В ответ Любовь Ивановна только улыбнулась, вздёрнув носик и обозначив ямочки на щеках.

В день выходило проводить не больше трёх уроков, и при моём незначительном учительском стаже я получал восемьдесят рублей, что оказывалось намного меньше, чем при работе на укладке труб. Однако, я не придавал этому большого значения, главное — я был свободен, занимался тем, чему меня учили в институте, и денег мне вполне хватало, тем более, у меня ещё оставалась в заначке большая часть гонорара за книгу.

— Что-то Вы, Владимир Юрьевич, не балуете нас своим обществом, — укорила меня как-то молодая ещё и довольно симпатичная учительница русского и литературы Алла Павловна, которую не портили даже очки.

— Виноват, исправлюсь, — не посмел я возражать и стал бывать в учительской чаще.

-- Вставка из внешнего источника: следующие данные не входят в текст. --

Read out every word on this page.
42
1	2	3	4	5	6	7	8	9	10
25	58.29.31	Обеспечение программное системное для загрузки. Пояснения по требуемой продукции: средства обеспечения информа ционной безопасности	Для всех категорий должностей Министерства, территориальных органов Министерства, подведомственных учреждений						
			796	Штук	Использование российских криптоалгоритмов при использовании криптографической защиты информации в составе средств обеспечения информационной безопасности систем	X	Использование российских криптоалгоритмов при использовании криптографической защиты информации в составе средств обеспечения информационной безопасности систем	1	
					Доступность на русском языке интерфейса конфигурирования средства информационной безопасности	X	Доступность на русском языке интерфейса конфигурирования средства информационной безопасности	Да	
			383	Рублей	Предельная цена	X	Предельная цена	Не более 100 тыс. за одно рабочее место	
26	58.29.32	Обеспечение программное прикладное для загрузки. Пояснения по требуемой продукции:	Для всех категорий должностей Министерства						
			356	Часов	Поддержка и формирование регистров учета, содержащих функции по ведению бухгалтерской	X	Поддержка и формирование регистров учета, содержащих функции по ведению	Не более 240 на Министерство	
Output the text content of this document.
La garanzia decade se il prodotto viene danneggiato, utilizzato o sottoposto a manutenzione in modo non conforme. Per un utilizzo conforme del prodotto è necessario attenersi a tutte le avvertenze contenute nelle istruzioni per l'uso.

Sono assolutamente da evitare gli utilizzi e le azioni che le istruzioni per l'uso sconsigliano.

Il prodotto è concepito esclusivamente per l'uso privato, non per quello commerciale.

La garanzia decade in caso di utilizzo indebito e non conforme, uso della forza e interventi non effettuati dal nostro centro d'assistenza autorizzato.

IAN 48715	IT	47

В женском коллективе все знали друг друга много лет и обсуждали семейные и свои женские дела, которые вгоняли меня в тоску и скуку, но часто разговоры переходили на дела школьные, и я поддакивал, сочувствуя Алле Павловне, когда она сетовала на то, что Петров ведёт себя крайне вызывающе, а Сидоров написал в сочинении, что Дубровский лежал на диване и смотрел телевизор. По поводу Дубровского математик, сухой и жердеподобный Пётр Никодимович, единственный мужчина среди преподавателей, если не считать военрука, учителя труда и директора школы, которые в учительскую заглядывали разве что изредка, сказал: «А мои Лобачевские лучше? Вчера Хоркин назвал прямую изогнутой, так и сказал: «длинная изогнутая прямая». Представляете, прямая у него почему-то изогнутая…

Я купил в кондитерском отделе гастронома торт и коробку конфет в надежде на то, что это сблизит меня с коллективом. Учителя приняли моё намерение благосклонно, поставили кипятить чайник, и мы между сменами сидели чинно за столом с чаем, тортом и конфетами.

Учителя говорили о своём насущном, но больше о школе: обсуждали переход ко всеобщему среднему образованию, о проблемах классного руководства и, конечно, о своих оболтусах, то есть об учениках.

— Дети совсем распустились. Это не то что наше поколение. Мы были другими, — говорила убеждённо географичка Ирина Васильевна.

— В чём же, позвольте узнать? — прищурил глаза, готовый спорить, математик Пётр Никодимович.

— Ну, мы не были такими дерзкими. И «учителя дети уважали… У меня в седьмом классе галёрка совсем обнаглела. Один Хрякин чего стоит. Сам ни черта не знает и остальным заниматься не даёт… Вы представляете, Милочка Соколова, круглая отличница, скатилась на четвёрки, а вчера вообще не вышла к доске, потому что не знала урока. Двойку я на первый раз ей не поставила — пожалела. А потом спрашиваю: «Что случилось, почему ты перестала учиться?», а она говорит: «А отличницей быть стыдно, потому что над ними все смеются»… Ну и как это вам?